Sofranın baş tacı: Vasilopita
Yeni yıl sofralarının merkezinde mutlaka Vasilopita yer alırdı. İzmirli ev hanımları çöreklerini özenle süsler, ortasına çift başlı kartal figürü yerleştirirdi. İçine saklanan altın ya da bozuk para, kime denk gelirse o kişinin yıl boyunca şanslı olacağına inanılırdı.
Noel, 25 Aralık–6 Ocak arası kutsal bir döngü
Çavuşoğlu, Ortodoks geleneğinde Noel’in 25 Aralık’ta başlayıp 6 Ocak Epifani’de sona eren 12 kutsal günü kapsadığını belirtiyor.

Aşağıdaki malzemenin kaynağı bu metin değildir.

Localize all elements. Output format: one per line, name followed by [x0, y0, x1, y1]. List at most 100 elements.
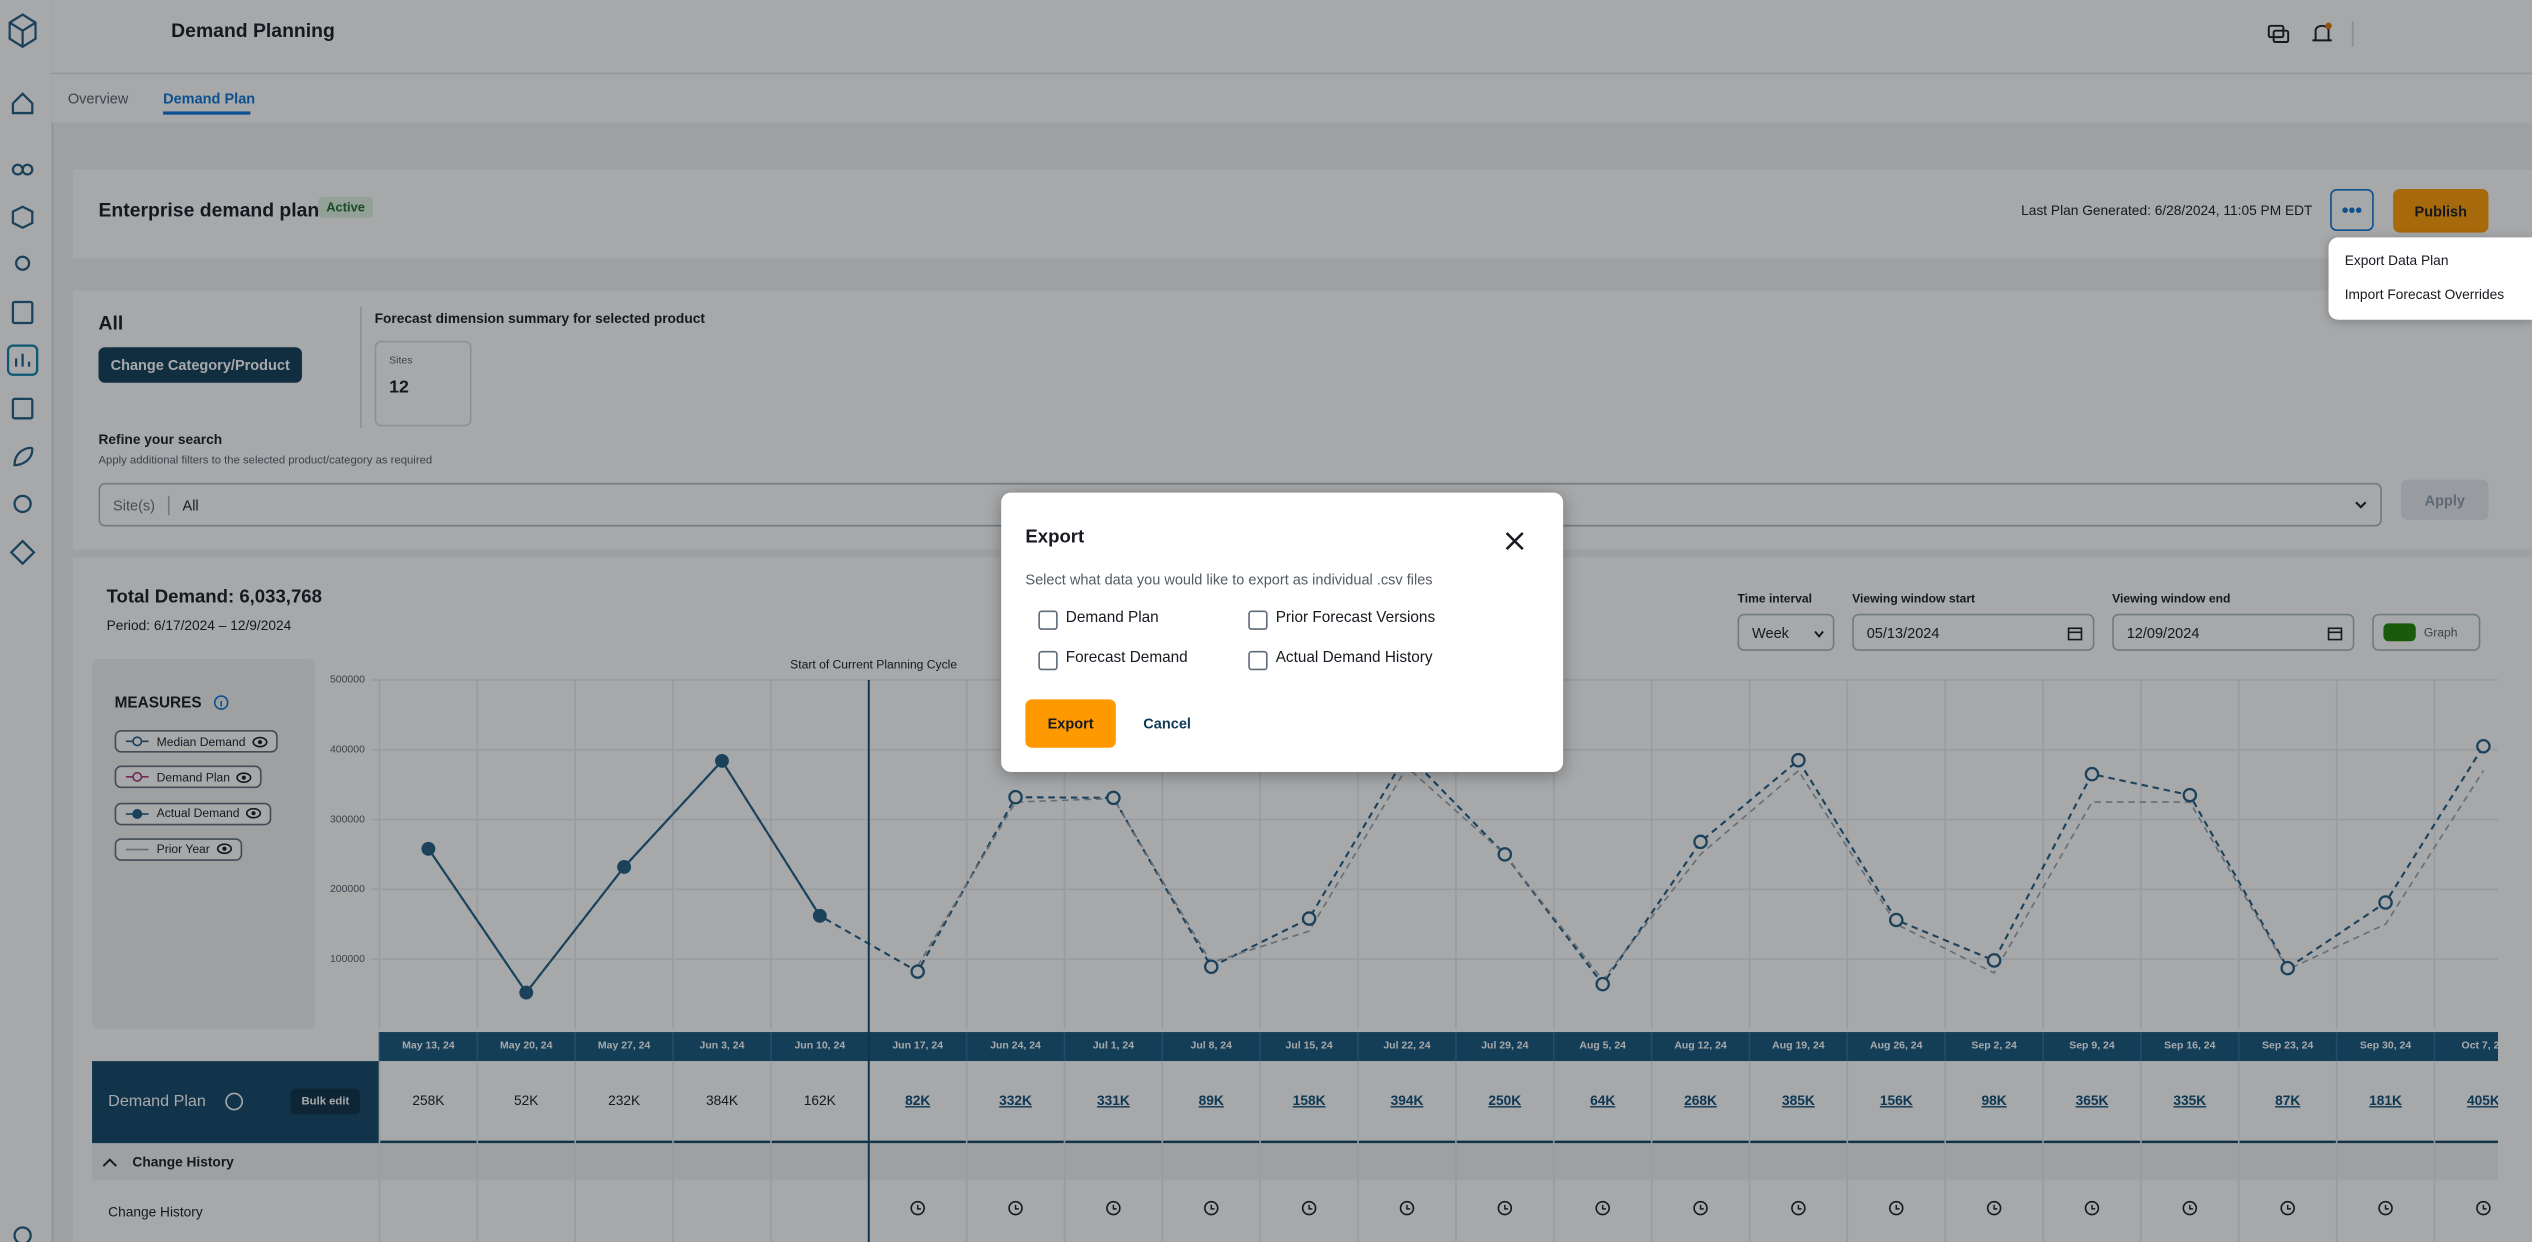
measure-pill[interactable]: Actual Demand [114, 802, 272, 825]
end-value: 12/09/2024 [2126, 624, 2200, 641]
data-point [1203, 959, 1219, 974]
tab-active[interactable]: Demand Plan [163, 90, 256, 107]
eye-icon[interactable] [246, 808, 262, 819]
annotation-label: Start of Current Planning Cycle [790, 658, 957, 672]
cell-value[interactable]: 385K [1782, 1093, 1815, 1108]
eye-icon[interactable] [252, 736, 268, 747]
graph-toggle[interactable]: Graph [2372, 613, 2481, 651]
history-icon[interactable] [910, 1200, 925, 1216]
history-icon[interactable] [1986, 1200, 2002, 1216]
end-input[interactable]: 12/09/2024 [2112, 613, 2355, 651]
history-icon[interactable] [2280, 1200, 2295, 1216]
more-button[interactable]: ••• [2330, 188, 2374, 231]
nav-icon[interactable] [9, 539, 36, 566]
publish-button[interactable]: Publish [2393, 188, 2489, 233]
tab[interactable]: Overview [67, 90, 129, 107]
measure-pill[interactable]: Median Demand [114, 730, 278, 753]
menu-item[interactable]: Import Forecast Overrides [2344, 285, 2505, 303]
end-label: Viewing window end [2112, 591, 2231, 606]
sites-card: Sites 12 [374, 340, 472, 427]
x-tick-label: Aug 26, 24 [1870, 1041, 1923, 1052]
history-icon[interactable] [1203, 1200, 1219, 1216]
cell-value[interactable]: 268K [1684, 1093, 1717, 1108]
table-header-band [379, 1032, 2499, 1062]
nav-icon[interactable] [11, 397, 34, 420]
measure-pill[interactable]: Prior Year [114, 838, 243, 861]
y-tick-label: 100000 [330, 954, 365, 965]
checkbox[interactable] [1248, 650, 1268, 671]
cancel-button[interactable]: Cancel [1143, 715, 1191, 732]
history-icon[interactable] [1888, 1200, 1904, 1216]
calendar-icon[interactable] [2067, 625, 2083, 641]
data-point [2280, 960, 2295, 976]
cell-value[interactable]: 156K [1880, 1093, 1913, 1108]
history-icon[interactable] [2084, 1200, 2100, 1216]
checkbox[interactable] [1248, 610, 1268, 630]
checkbox[interactable] [1038, 610, 1058, 630]
history-icon[interactable] [1008, 1200, 1023, 1216]
calendar-icon[interactable] [2327, 625, 2343, 641]
info-icon[interactable] [213, 694, 229, 710]
nav-icon-active[interactable] [6, 344, 39, 376]
interval-select[interactable]: Week [1737, 613, 1835, 651]
apply-button[interactable]: Apply [2401, 479, 2489, 521]
home-icon[interactable] [11, 92, 34, 115]
x-tick-label: Jun 17, 24 [892, 1041, 943, 1052]
cell-value[interactable]: 250K [1488, 1093, 1521, 1108]
bulk-edit-button[interactable] [290, 1088, 361, 1115]
info-icon[interactable] [225, 1092, 244, 1111]
x-tick-label: Aug 5, 24 [1579, 1041, 1626, 1052]
start-input[interactable]: 05/13/2024 [1852, 613, 2095, 651]
cell-value[interactable]: 158K [1293, 1093, 1326, 1108]
menu-item[interactable]: Export Data Plan [2344, 251, 2449, 269]
export-button[interactable]: Export [1025, 699, 1116, 748]
logo[interactable] [8, 13, 37, 49]
cell-value[interactable]: 405K [2467, 1093, 2500, 1108]
nav-icon[interactable] [11, 300, 34, 325]
history-icon[interactable] [1693, 1200, 1708, 1216]
measure-pill[interactable]: Demand Plan [114, 766, 263, 789]
nav-icon[interactable] [15, 255, 31, 271]
x-tick-label: Jul 22, 24 [1383, 1041, 1430, 1052]
value-row [379, 1061, 2499, 1142]
history-icon[interactable] [1497, 1200, 1513, 1216]
plan-header: Enterprise demand plan Active Last Plan … [72, 169, 2532, 259]
cell-value[interactable]: 335K [2173, 1093, 2206, 1108]
history-icon[interactable] [1595, 1200, 1610, 1216]
history-icon[interactable] [2476, 1200, 2491, 1216]
data-point [2378, 895, 2393, 910]
cell-value[interactable]: 332K [999, 1093, 1032, 1108]
history-hand [1601, 1204, 1606, 1210]
history-icon[interactable] [2378, 1200, 2393, 1216]
checkbox[interactable] [1038, 650, 1058, 671]
history-icon[interactable] [1301, 1200, 1317, 1216]
last-generated: Last Plan Generated: 6/28/2024, 11:05 PM… [2021, 201, 2313, 219]
history-icon[interactable] [1399, 1200, 1415, 1216]
close-button[interactable] [1503, 530, 1526, 553]
eye-icon[interactable] [236, 772, 253, 783]
bell-icon[interactable] [2312, 24, 2332, 42]
toggle-switch[interactable] [2383, 623, 2416, 642]
cell-value[interactable]: 365K [2076, 1093, 2109, 1108]
x-tick-label: Jul 29, 24 [1481, 1041, 1528, 1052]
history-icon[interactable] [1106, 1200, 1121, 1216]
nav-icon[interactable] [13, 1226, 32, 1242]
cell-value[interactable]: 82K [905, 1093, 930, 1108]
data-point [1888, 912, 1904, 928]
nav-icon[interactable] [11, 205, 34, 229]
cell-value[interactable]: 87K [2275, 1093, 2300, 1108]
cell-value[interactable]: 331K [1097, 1093, 1130, 1108]
change-category-button[interactable]: Change Category/Product [98, 347, 302, 383]
nav-icon[interactable] [13, 446, 34, 467]
nav-icon[interactable] [13, 494, 32, 514]
legend-label: Demand Plan [156, 770, 231, 785]
history-icon[interactable] [2182, 1200, 2198, 1216]
cell-value[interactable]: 181K [2369, 1093, 2402, 1108]
eye-icon[interactable] [216, 844, 232, 855]
cell-value[interactable]: 89K [1199, 1093, 1224, 1108]
cell-value[interactable]: 394K [1391, 1093, 1424, 1108]
cell-value[interactable]: 98K [1982, 1093, 2007, 1108]
history-icon[interactable] [1791, 1200, 1806, 1216]
data-point [1008, 789, 1023, 805]
cell-value[interactable]: 64K [1590, 1093, 1615, 1108]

Bu dönem, yalnızca dini değil, sosyal hayatı da şekillendiriyordu. Ev ziyaretleri, küskünlüklerin giderilmesi ve yardımlaşma bu günlerin temel unsurlarıydı.
Noel Baba: Aziz Nikola değil, Aziz Vasilis
Ortodoks dünyasında Noel Baba figürü, Katolik dünyasında bilinen Demreli Aziz Nikolaos’tan farklı olarak Kapadokya-Kayseri Piskoposu Aziz Vasilis (Agios Vasilios) ile özdeşleştiriliyor. Hediyeler Noel’de değil, 1 Ocak’ta veriliyor; Aziz Vasilis’in anısına Vasilopita kesiliyordu.
Batı Anadolu’da Noel ağacı ilk kez Urla’da
Batı Anadolu’da Noel ağacının ilk kez 1917 yılında Urla’da, varlıklı bir Rum ailesinin evinde süslendiği biliniyor. Bu sembolik adım, Urla’nın dünyaya açık ve çok kültürlü yapısının somut örneklerinden biri olarak kayıtlara geçti.
Ortak yaşam kültürünün simgesi

Bugün Urla, Çeşme ve İzmir’de yılbaşı, geçmişten taşınan bu çok kültürlü mirasın izlerini hâlâ taşıyor. Yıllar geçse de Ege kentlerinde yeni yıl; bir araya gelmenin, paylaşmanın ve farklılıklarla birlikte yaşamanın simgesi olmayı sürdürüyor.